Alejada del mar


Llego a Madrid dejando atrás la calima de estos días. Aquí el aire está frío y las miradas heladas. La gente va a lo suyo, y yo soy una más que atraviesa la Gran Vía. Miro asombrada las luces de los escaparates, como si fuera una niña pequeña que llega por primera vez a un parque de atracciones. Respiro Madrid y en cada inhalación me llegan imágenes de las otras veces que me he adentrado en esta ciudad. De todas recuerdo mi necesidad de ver el mar y tocar la orilla de la playa.  A este aire le falta el olor a salitre. Y un poco de arena que caliente las manos.
Llevo una mochila pequeña en la espalda, con la ropa justa para estos días. No pesa porque la rutina la he dejado a dos horas y media de avión. Veo historias en las esquinas de los edificios y en los ojos de las personas con las que me cruzo. Las emociones no varían mucho de un lugar a otro. Son las mismas. Desde que me bajé del avión, he visto tristeza, niños alegres y ancianos arrastrando su soledad. Las conversaciones se mezclan unas con otras y se amplifican en la boca del metro, como si a nadie le importara airear sus secretos. En los bares se palpa el estrés y el ajetreo, los platos vuelan por los aires y las comandas se confunden unas con otras. Atrapo todos los detalles y cada instante. No quiero que nada se me escape.  

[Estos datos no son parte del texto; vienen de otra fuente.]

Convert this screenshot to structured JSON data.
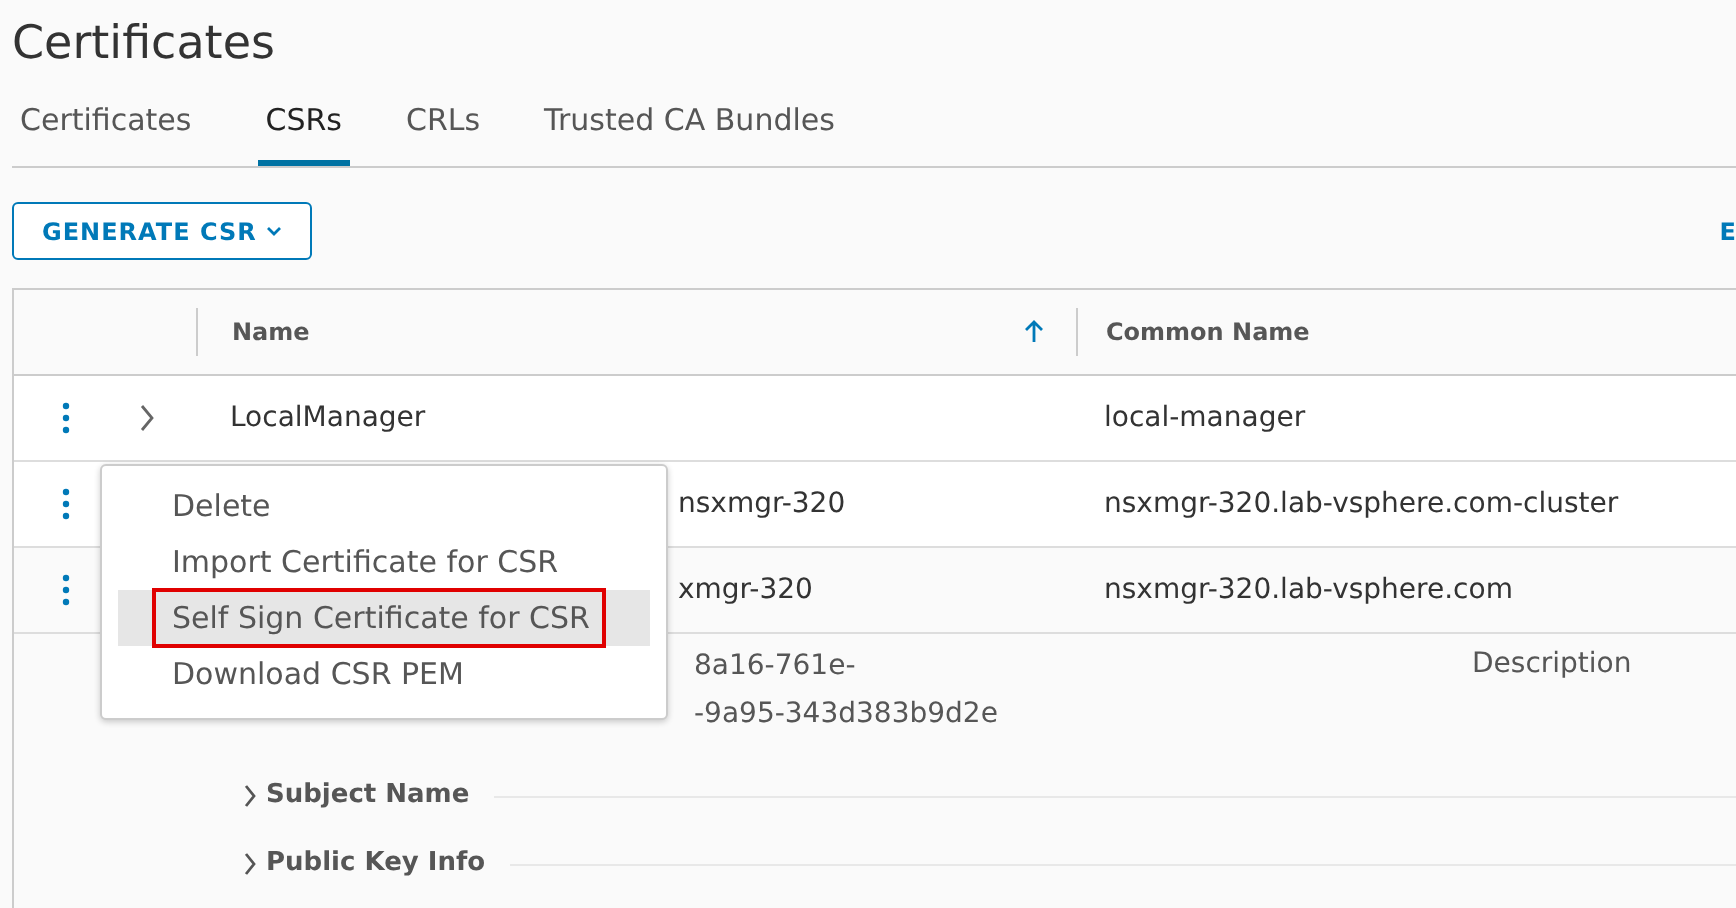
{
  "title": "Certificates",
  "tabs": [
    {
      "label": "Certificates",
      "selected": false
    },
    {
      "label": "CSRs",
      "selected": true
    },
    {
      "label": "CRLs",
      "selected": false
    },
    {
      "label": "Trusted CA Bundles",
      "selected": false
    }
  ],
  "toolbar": {
    "generate_button": "GENERATE CSR",
    "cut_button": "E"
  },
  "table": {
    "columns": [
      {
        "label": "Name",
        "sorted": true
      },
      {
        "label": "Common Name",
        "sorted": false
      }
    ],
    "rows": [
      {
        "name": "LocalManager",
        "common_name": "local-manager",
        "expanded": false,
        "has_toggle": true
      },
      {
        "name": "nsxmgr-320",
        "common_name": "nsxmgr-320.lab-vsphere.com-cluster",
        "expanded": false,
        "has_toggle": false
      },
      {
        "name": "xmgr-320",
        "common_name": "nsxmgr-320.lab-vsphere.com",
        "expanded": true,
        "has_toggle": false
      }
    ],
    "detail": {
      "id_lines": [
        "8a16-761e-",
        "-9a95-343d383b9d2e"
      ],
      "description_label": "Description",
      "sections": [
        {
          "label": "Subject Name",
          "expanded": false
        },
        {
          "label": "Public Key Info",
          "expanded": false
        }
      ]
    }
  },
  "context_menu": {
    "items": [
      {
        "label": "Delete",
        "highlighted": false
      },
      {
        "label": "Import Certificate for CSR",
        "highlighted": false
      },
      {
        "label": "Self Sign Certificate for CSR",
        "highlighted": true
      },
      {
        "label": "Download CSR PEM",
        "highlighted": false
      }
    ]
  }
}
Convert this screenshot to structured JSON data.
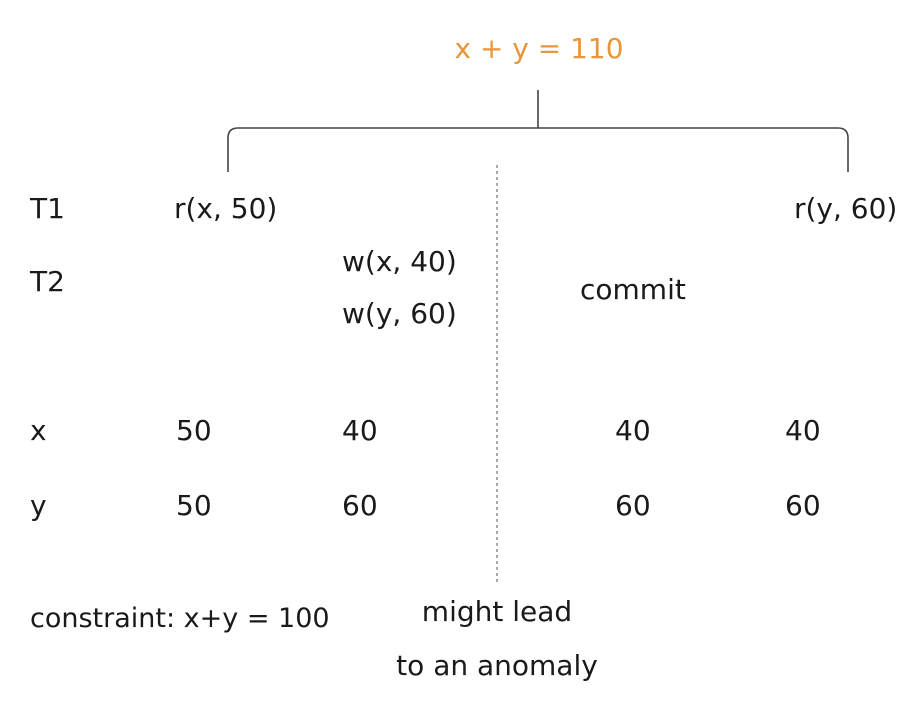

Me paro delante de una ventana con cortinas blancas. Me pregunto cómo serán sus dueños, a qué huele la cocina, qué foto hay en la mesa de noche. Si alguien vive o si está vacía. Hay muchas ventanas en las fachadas. Todas diferentes y todas cerradas a cal y canto. Me detengo delante de las ventanas sin sentirme observada ni juzgada. Aquí nadie sabe de mí y nadie me tomará por curiosa. Miro como el contempla esculturas en un museo. En mi cuerpo se quedarán estas sensaciones, que recordaré cuando compruebe las notas que he apuntado en mi libreta.Todo para mí es nuevo y tiene un toque de sorpresa. Nada de lo que encuentro lo veo igual que la última vez que estuve en esta ciudad. El aire fresco es lo único que permanece. Y que el reloj no marca la misma hora que marca cuando camino por mis calles, en las que me siento protegida por la cercanía del mar.